Séance d’information de M. E. Vénizélos, vice-Premier ministre et ministre des Affaires étrangères tenue par Simonetta Sommaruga, conseillère fédérale, cheffe du Département fédéral de justice et police sur le récent référendum tenu en Suisse

La conseillère fédérale, cheffe du Département fédéral de justice et police, Mme Simonetta Sommaruga, a demandé aujourd’hui à informer, par téléphone, le vice-Premier ministre et ministre des Affaires étrangères, E. Vénizélos, en sa qualité de président du Conseil de l’UE sur les résultats du référendum qui s’est tenu en Suisse dimanche dernier et la modification intervenue au niveau de la Constitution fédérale.

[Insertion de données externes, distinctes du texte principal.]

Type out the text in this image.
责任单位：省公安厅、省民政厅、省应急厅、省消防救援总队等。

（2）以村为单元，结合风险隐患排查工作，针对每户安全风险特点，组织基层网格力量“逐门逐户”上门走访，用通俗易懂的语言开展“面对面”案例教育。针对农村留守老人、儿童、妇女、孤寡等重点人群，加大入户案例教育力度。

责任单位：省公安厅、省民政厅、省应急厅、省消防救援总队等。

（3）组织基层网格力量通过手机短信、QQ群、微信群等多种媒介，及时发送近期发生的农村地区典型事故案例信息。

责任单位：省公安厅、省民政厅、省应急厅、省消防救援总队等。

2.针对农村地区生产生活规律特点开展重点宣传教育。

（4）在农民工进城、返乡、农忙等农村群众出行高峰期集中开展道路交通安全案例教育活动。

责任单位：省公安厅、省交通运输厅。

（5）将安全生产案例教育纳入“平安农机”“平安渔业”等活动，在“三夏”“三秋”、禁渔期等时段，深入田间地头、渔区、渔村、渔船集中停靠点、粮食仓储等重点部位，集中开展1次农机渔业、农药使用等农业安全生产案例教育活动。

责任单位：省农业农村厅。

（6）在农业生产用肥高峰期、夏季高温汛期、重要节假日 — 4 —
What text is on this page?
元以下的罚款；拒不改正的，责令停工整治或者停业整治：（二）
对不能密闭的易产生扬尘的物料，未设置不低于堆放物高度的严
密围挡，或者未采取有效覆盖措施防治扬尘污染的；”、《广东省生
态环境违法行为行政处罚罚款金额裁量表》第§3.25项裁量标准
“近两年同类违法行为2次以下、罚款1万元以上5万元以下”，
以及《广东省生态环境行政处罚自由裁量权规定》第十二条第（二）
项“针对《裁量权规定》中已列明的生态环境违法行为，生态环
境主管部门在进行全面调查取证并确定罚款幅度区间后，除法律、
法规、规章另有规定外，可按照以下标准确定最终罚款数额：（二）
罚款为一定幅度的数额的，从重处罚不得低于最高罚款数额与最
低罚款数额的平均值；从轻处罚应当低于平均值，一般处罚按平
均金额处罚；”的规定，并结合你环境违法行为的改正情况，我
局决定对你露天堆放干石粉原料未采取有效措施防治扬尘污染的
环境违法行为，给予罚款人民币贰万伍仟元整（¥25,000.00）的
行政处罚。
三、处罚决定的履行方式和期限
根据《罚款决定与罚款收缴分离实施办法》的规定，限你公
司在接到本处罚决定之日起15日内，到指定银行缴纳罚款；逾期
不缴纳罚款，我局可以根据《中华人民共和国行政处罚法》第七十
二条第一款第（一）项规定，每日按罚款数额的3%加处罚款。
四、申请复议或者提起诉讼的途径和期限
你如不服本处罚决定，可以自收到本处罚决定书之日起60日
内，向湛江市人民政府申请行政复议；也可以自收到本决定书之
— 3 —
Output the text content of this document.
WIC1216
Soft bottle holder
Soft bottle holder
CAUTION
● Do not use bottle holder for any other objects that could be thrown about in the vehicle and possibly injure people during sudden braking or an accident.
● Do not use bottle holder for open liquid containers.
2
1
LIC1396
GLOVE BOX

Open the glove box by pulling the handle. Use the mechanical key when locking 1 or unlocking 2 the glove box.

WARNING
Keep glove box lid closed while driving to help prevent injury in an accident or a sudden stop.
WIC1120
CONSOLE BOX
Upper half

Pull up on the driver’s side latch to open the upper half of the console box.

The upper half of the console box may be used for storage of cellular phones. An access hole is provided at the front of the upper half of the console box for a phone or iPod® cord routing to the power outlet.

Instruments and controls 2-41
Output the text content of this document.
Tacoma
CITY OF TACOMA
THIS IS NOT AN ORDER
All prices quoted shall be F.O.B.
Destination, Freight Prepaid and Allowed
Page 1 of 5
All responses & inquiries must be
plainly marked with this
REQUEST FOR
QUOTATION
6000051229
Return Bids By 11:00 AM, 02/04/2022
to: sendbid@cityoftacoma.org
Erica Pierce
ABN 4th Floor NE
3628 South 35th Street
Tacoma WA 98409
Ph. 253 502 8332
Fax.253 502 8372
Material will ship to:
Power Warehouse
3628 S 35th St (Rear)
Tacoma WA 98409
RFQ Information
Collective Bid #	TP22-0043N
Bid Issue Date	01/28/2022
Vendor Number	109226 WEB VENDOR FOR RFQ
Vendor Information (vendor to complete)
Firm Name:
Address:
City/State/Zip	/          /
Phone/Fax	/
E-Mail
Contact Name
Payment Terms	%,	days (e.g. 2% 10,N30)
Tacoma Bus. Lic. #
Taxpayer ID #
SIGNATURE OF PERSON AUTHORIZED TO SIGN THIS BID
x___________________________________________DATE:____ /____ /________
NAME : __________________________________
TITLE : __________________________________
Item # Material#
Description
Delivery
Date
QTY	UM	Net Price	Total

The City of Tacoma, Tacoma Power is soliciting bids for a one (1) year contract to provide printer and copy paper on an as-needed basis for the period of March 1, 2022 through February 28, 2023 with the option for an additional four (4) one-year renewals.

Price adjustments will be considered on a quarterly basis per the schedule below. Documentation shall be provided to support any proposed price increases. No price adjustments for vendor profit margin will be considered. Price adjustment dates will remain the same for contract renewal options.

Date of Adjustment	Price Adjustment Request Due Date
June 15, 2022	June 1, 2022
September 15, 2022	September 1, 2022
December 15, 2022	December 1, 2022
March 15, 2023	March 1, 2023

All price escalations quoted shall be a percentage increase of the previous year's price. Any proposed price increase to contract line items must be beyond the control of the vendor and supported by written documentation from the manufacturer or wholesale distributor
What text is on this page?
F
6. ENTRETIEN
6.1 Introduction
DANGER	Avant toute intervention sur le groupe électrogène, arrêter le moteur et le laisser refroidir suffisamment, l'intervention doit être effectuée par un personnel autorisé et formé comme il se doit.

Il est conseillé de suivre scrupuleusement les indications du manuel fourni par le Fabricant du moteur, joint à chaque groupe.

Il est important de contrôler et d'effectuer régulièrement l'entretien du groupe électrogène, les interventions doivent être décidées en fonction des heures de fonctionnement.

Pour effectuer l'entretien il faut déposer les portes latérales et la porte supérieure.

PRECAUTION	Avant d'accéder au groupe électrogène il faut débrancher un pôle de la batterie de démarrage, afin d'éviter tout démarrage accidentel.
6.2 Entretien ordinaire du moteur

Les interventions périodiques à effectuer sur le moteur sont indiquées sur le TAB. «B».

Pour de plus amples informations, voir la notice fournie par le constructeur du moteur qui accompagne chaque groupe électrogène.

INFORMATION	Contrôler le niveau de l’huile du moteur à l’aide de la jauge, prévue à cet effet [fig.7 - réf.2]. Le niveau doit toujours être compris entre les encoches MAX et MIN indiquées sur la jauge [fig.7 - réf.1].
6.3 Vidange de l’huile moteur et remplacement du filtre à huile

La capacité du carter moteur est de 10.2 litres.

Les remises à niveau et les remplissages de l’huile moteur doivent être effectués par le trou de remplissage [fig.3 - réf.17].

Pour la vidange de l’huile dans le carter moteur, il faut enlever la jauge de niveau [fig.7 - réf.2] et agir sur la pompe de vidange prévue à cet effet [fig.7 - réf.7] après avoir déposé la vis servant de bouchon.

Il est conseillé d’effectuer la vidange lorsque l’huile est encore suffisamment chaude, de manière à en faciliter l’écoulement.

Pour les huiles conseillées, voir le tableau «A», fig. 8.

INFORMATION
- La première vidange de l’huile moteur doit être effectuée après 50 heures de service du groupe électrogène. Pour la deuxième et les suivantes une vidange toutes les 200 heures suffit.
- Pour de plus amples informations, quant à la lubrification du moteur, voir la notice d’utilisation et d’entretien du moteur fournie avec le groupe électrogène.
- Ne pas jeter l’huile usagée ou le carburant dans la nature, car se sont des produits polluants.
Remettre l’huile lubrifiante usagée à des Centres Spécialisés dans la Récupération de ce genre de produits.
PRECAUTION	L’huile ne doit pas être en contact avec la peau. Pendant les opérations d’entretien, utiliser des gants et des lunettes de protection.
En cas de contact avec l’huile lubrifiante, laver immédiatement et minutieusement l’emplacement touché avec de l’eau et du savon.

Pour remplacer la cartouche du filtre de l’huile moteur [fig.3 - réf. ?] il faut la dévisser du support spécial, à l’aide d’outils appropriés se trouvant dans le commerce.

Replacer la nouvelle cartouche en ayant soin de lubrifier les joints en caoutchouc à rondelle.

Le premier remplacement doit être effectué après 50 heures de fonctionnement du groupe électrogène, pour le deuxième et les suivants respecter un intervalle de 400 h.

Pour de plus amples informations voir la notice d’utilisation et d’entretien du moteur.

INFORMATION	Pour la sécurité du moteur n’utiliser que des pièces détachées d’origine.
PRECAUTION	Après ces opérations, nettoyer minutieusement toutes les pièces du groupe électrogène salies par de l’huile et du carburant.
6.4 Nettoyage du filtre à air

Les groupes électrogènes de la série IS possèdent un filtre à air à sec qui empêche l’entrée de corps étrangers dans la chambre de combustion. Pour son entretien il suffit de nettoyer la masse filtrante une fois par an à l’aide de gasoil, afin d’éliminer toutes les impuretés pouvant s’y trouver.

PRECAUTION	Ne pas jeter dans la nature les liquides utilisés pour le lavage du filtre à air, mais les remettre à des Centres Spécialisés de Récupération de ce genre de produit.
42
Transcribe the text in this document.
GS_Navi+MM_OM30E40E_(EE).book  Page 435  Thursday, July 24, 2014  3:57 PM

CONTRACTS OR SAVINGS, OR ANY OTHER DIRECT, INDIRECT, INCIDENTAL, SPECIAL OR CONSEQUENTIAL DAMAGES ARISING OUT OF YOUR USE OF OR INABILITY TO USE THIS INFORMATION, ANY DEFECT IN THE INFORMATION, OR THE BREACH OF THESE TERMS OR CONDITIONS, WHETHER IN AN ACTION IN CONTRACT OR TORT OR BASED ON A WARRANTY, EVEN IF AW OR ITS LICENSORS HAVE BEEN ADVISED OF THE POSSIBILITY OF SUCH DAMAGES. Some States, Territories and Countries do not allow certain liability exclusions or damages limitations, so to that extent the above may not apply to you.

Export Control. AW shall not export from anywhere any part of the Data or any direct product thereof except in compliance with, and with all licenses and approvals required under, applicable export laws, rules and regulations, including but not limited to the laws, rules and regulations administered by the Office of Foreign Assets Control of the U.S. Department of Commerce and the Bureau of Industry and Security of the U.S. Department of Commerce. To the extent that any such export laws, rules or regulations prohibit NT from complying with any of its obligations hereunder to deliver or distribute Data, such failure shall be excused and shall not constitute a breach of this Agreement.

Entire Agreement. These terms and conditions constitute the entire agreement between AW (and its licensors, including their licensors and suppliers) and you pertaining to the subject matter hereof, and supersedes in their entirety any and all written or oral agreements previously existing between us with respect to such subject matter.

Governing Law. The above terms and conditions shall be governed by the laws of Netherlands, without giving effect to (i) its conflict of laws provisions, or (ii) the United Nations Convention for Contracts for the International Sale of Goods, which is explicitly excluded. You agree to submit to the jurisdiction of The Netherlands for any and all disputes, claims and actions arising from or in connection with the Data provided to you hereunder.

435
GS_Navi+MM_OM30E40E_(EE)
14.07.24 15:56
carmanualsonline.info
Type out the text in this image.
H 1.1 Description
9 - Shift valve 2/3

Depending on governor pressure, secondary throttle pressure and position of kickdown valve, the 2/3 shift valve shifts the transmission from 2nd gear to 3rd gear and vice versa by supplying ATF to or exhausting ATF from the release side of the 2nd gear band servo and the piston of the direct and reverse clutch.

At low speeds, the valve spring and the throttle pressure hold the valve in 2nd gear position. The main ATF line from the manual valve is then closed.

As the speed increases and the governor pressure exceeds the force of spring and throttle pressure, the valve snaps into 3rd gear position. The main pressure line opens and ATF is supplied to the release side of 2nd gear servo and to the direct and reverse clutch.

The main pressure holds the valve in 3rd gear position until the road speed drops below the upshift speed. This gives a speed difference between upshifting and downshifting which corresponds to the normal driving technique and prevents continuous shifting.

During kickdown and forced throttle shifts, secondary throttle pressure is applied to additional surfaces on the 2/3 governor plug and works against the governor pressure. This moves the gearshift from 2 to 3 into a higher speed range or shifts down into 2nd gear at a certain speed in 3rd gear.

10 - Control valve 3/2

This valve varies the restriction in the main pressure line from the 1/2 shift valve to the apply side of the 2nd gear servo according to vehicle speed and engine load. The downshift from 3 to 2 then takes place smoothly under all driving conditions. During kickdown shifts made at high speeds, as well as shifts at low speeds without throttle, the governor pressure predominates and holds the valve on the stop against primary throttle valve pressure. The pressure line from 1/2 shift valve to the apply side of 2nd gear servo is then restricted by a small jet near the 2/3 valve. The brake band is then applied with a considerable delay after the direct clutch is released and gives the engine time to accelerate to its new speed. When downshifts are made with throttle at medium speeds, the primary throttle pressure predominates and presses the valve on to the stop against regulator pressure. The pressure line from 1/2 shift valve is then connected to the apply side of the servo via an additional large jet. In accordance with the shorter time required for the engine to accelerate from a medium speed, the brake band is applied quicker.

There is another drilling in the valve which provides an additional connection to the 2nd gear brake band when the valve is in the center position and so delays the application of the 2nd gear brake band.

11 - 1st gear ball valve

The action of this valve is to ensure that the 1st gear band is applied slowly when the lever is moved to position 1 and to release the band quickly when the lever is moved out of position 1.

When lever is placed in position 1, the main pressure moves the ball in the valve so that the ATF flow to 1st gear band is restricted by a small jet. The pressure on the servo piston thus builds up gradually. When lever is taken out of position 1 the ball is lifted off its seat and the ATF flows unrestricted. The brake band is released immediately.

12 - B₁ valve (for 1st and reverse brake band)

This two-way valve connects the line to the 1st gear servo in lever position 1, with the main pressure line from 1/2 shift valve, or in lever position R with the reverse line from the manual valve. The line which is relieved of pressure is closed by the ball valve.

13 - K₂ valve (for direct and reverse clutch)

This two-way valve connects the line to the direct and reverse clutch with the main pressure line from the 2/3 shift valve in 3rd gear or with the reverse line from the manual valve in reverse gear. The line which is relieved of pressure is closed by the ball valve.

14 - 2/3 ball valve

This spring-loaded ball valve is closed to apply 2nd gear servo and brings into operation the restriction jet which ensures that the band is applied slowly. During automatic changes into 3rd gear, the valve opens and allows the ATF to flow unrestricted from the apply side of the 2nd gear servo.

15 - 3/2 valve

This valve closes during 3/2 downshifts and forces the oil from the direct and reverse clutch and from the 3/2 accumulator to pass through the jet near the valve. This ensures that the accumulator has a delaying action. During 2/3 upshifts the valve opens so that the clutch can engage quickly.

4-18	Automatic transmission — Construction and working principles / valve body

Mme Sommaruga a informé M. Vénizélos du cadre d’actions du Conseil fédéral de la Suisse, dont l’objectif est de maintenir au meilleur niveau possible les relations du pays avec l’UE et a indiqué que la nouvelle réglementation n’avait aucun rapport avec la convention Schengen. M. Vénizélos a remercié la conseillère fédérale pour son information, tout en l’assurant qu’il transmettrait ses points de vue au Conseil. Il l’a également informée de la teneur des discussions dans le cadre du Conseil « Affaires générales » qui s’est tenu mardi dernier et qui a été axé sur le fait que la notion de marché est basée sur quatre libertés indivisibles, dont la liberté de circulation des personnes et que l’UE ne peut accepter la dissolution des libertés fondamentales sur lesquelles est bâti le marché unique.

Le vice-Premier ministre et ministre des Affaires étrangères a également indiqué que les modifications constitutionnelles internes ne constituent pas un acte crucial du point de vue juridique dans le domaine du droit international public qui régit les relations de la Confédération suisse avec l’UE et qu’en aucun cas l’UE ne peut accepter une différenciation au niveau interne des Etats membres s’agissant des 27 anciens membres ainsi que de la Croatie en tant que nouveau membre pour ce qui est de la libre circulation de leurs citoyens.

Au niveau bilatéral, M. Vénizélos a souligné la récente visite à Athènes de la conseillère fédérale, cheffe du département fédéral de justice de police, et la récente discussion qu’il a eue lui-même avec le Président actuel de la confédération suisse dans le cadre de l’Assemblée générale de l’ONU, en septembre dernier à New York. Il a rappelé que l’invitation à Athènes était toujours valable pour des discussions au niveau bilatéral, une discussion qui très certainement influencera le niveau d’information du Conseil de l’UE sur les évolutions, à la lumière de la déclaration initiale de la Présidence hellénique sur le référendum suisse et de la déclaration qu’il a faite lui-même au nom du Conseil « Affaires générales » lors de la conférence de presse qui a suivi le Conseil, mardi dernier, à Bruxelles.